Replacing a failed VMware node on installer-provisioned infrastructure

Use this information to replace a failed VMware node on an installer-provisioned infrastructure.

Procedure

  1. Log in to the OpenShift Web Console, and click Compute > Nodes.
  2. Identify the faulty node that you need to replace and click on its Machine Name.
  3. Go to Actions > Edit Annotations and click Add More.
  4. Add machine.openshift.io/exclude-node-draining, and click Save.
  5. Go to Action menu > Delete Machine and click Delete.
    A new machine is automatically created, wait for new machine to start.
    Important: This activity might take at least 5 - 10 minutes or more. Ceph errors generated during this period are temporary and are automatically resolved when you label the new node, and it is functional.
  6. Go to Compute > Nodes and confirm that the new node is in a Ready state.
  7. Apply the Fusion Data Foundation label to the new node using one of the following steps:
    From the user interface
    1. Go to Action Menu > Edit Labels > .
    2. Add cluster.ocs.openshift.io/openshift-storage, and click Save.
    From the command-line interface
    Apply the Fusion Data Foundation label to the new node:, where <new_node_name> specifies the name of the new node.
    oc label node <new_node_name> cluster.ocs.openshift.io/openshift-storage=""

What to do next

Verify that the new node and all pods are running.
  1. Verify that the new node is present in the output:
    oc get nodes --show-labels | grep cluster.ocs.openshift.io/openshift-storage= |cut -d' ' -f1
  2. Workloads > Pods and confirm that at least the following pods on the new node are in a Running state:
    • csi-cephfsplugin-*
    • csi-rbdplugin-*
  3. Verify that all the other required Fusion Data Foundation pods are in Running state.
  4. Verify that the new Object Storage Device (OSD) pods are running on the replacement node:
    oc get pods -o wide -n openshift-storage| egrep -i <new_node_name> | egrep osd
  5. If cluster-wide encryption is enabled on the cluster, verify that the new OSD devices are encrypted.

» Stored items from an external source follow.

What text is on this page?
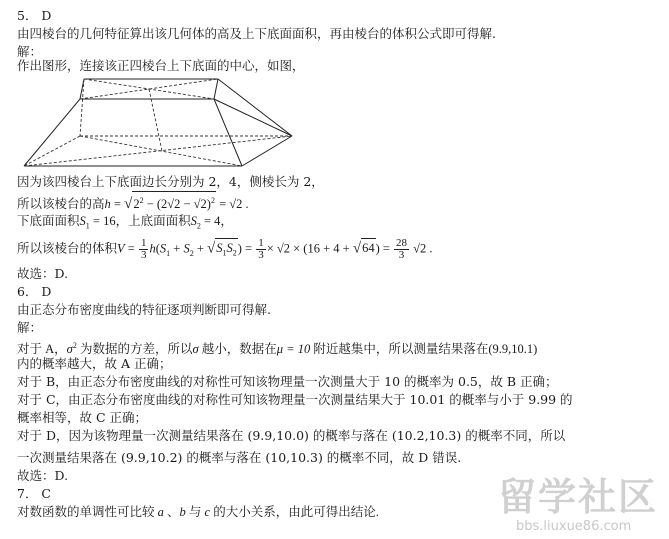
5． D
由四棱台的几何特征算出该几何体的高及上下底面面积，再由棱台的体积公式即可得解.
解：
作出图形，连接该正四棱台上下底面的中心，如图，
因为该四棱台上下底面边长分别为 2，4，侧棱长为 2，
所以该棱台的高$h = √2^2 - (2√2 - √2)^2 = √2$ .
下底面面积$S_1 = 16$，上底面面积$S_2 = 4$，
所以该棱台的体积$V = \frac{1}{3} h(S_1 + S_2 + √S_1S_2) = \frac{1}{3} \times √2 \times (16 + 4 + √64) = \frac{28}{3} √2$ .
故选：D.
6． D
由正态分布密度曲线的特征逐项判断即可得解.
解：
对于 A，$\sigma^2$ 为数据的方差，所以σ 越小，数据在μ = 10 附近越集中，所以测量结果落在(9.9,10.1)
内的概率越大，故 A 正确；
对于 B，由正态分布密度曲线的对称性可知该物理量一次测量大于 10 的概率为 0.5，故 B 正确；
对于 C，由正态分布密度曲线的对称性可知该物理量一次测量结果大于 10.01 的概率与小于 9.99 的
概率相等，故 C 正确；
对于 D，因为该物理量一次测量结果落在 (9.9,10.0) 的概率与落在 (10.2,10.3) 的概率不同，所以
一次测量结果落在 (9.9,10.2) 的概率与落在 (10,10.3) 的概率不同，故 D 错误.
故选：D.
7． C
对数函数的单调性可比较 a 、b 与 c 的大小关系，由此可得出结论.	留学社区
bbs.liuxue86.com
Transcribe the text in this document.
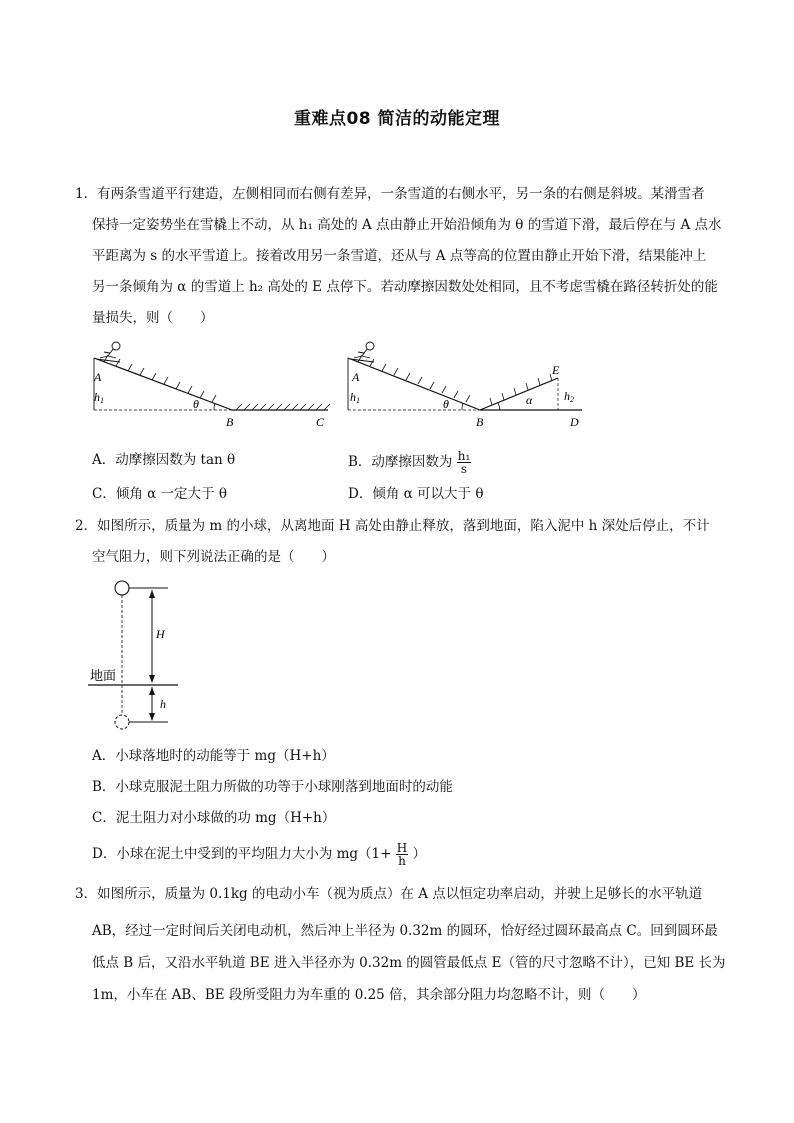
重难点08 简洁的动能定理
1．有两条雪道平行建造，左侧相同而右侧有差异，一条雪道的右侧水平，另一条的右侧是斜坡。某滑雪者
保持一定姿势坐在雪橇上不动，从 h₁ 高处的 A 点由静止开始沿倾角为 θ 的雪道下滑，最后停在与 A 点水
平距离为 s 的水平雪道上。接着改用另一条雪道，还从与 A 点等高的位置由静止开始下滑，结果能冲上
另一条倾角为 α 的雪道上 h₂ 高处的 E 点停下。若动摩擦因数处处相同，且不考虑雪橇在路径转折处的能
量损失，则（　　）
A
h1	θ
B	C
A
h1	θ	α
E
h2
B	D
A．动摩擦因数为 tan θ	B．动摩擦因数为 $\frac{\text{h₁}}{s}$
C．倾角 α 一定大于 θ	D．倾角 α 可以大于 θ
2．如图所示，质量为 m 的小球，从离地面 H 高处由静止释放，落到地面，陷入泥中 h 深处后停止，不计
空气阻力，则下列说法正确的是（　　）
H
h
地面
A．小球落地时的动能等于 mg（H+h）
B．小球克服泥土阻力所做的功等于小球刚落到地面时的动能
C．泥土阻力对小球做的功 mg（H+h）
D．小球在泥土中受到的平均阻力大小为 $mg(1+ \frac{H}{h}$ ）
3．如图所示，质量为 0.1kg 的电动小车（视为质点）在 A 点以恒定功率启动，并驶上足够长的水平轨道
AB，经过一定时间后关闭电动机，然后冲上半径为 0.32m 的圆环，恰好经过圆环最高点 C。回到圆环最
低点 B 后，又沿水平轨道 BE 进入半径亦为 0.32m 的圆管最低点 E（管的尺寸忽略不计），已知 BE 长为
1m，小车在 AB、BE 段所受阻力为车重的 0.25 倍，其余部分阻力均忽略不计，则（　　）
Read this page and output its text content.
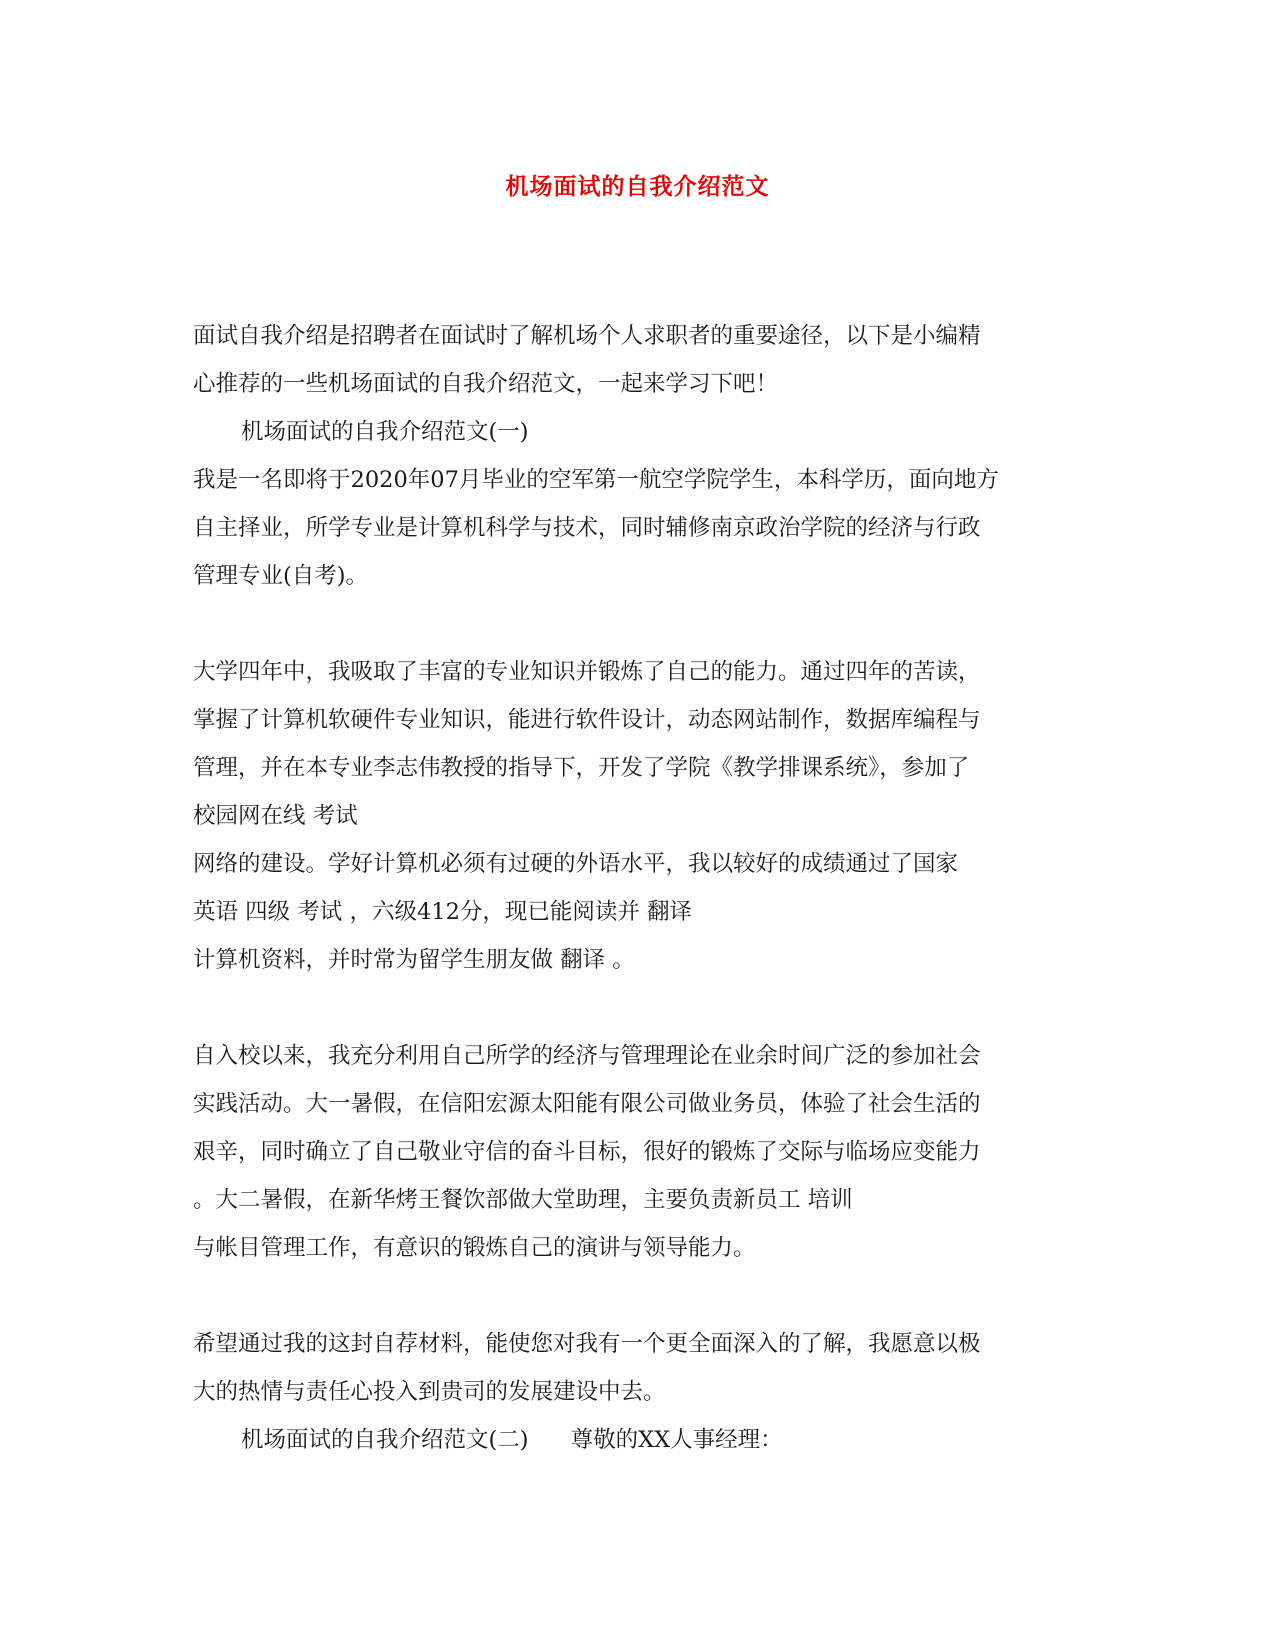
机场面试的自我介绍范文
面试自我介绍是招聘者在面试时了解机场个人求职者的重要途径，以下是小编精
心推荐的一些机场面试的自我介绍范文，一起来学习下吧！
机场面试的自我介绍范文(一)
我是一名即将于2020年07月毕业的空军第一航空学院学生，本科学历，面向地方
自主择业，所学专业是计算机科学与技术，同时辅修南京政治学院的经济与行政
管理专业(自考)。
大学四年中，我吸取了丰富的专业知识并锻炼了自己的能力。通过四年的苦读，
掌握了计算机软硬件专业知识，能进行软件设计，动态网站制作，数据库编程与
管理，并在本专业李志伟教授的指导下，开发了学院《教学排课系统》，参加了
校园网在线 考试
网络的建设。学好计算机必须有过硬的外语水平，我以较好的成绩通过了国家
英语 四级 考试 ，六级412分，现已能阅读并 翻译
计算机资料，并时常为留学生朋友做 翻译 。
自入校以来，我充分利用自己所学的经济与管理理论在业余时间广泛的参加社会
实践活动。大一暑假，在信阳宏源太阳能有限公司做业务员，体验了社会生活的
艰辛，同时确立了自己敬业守信的奋斗目标，很好的锻炼了交际与临场应变能力
。大二暑假，在新华烤王餐饮部做大堂助理，主要负责新员工 培训
与帐目管理工作，有意识的锻炼自己的演讲与领导能力。
希望通过我的这封自荐材料，能使您对我有一个更全面深入的了解，我愿意以极
大的热情与责任心投入到贵司的发展建设中去。
机场面试的自我介绍范文(二) 尊敬的XX人事经理：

    For each of the new nodes identified in the previous step, do the following:

    1. Create a debug pod and open a chroot environment for the one or more selected hosts:
      oc debug node/<node_name>
      chroot /host
    2. Display the list of available block devices:, using the lsblk command.

      Check for the crypt keyword beside the one or more ocs-deviceset names.

  6. If the verification steps fail, contact IBM Support.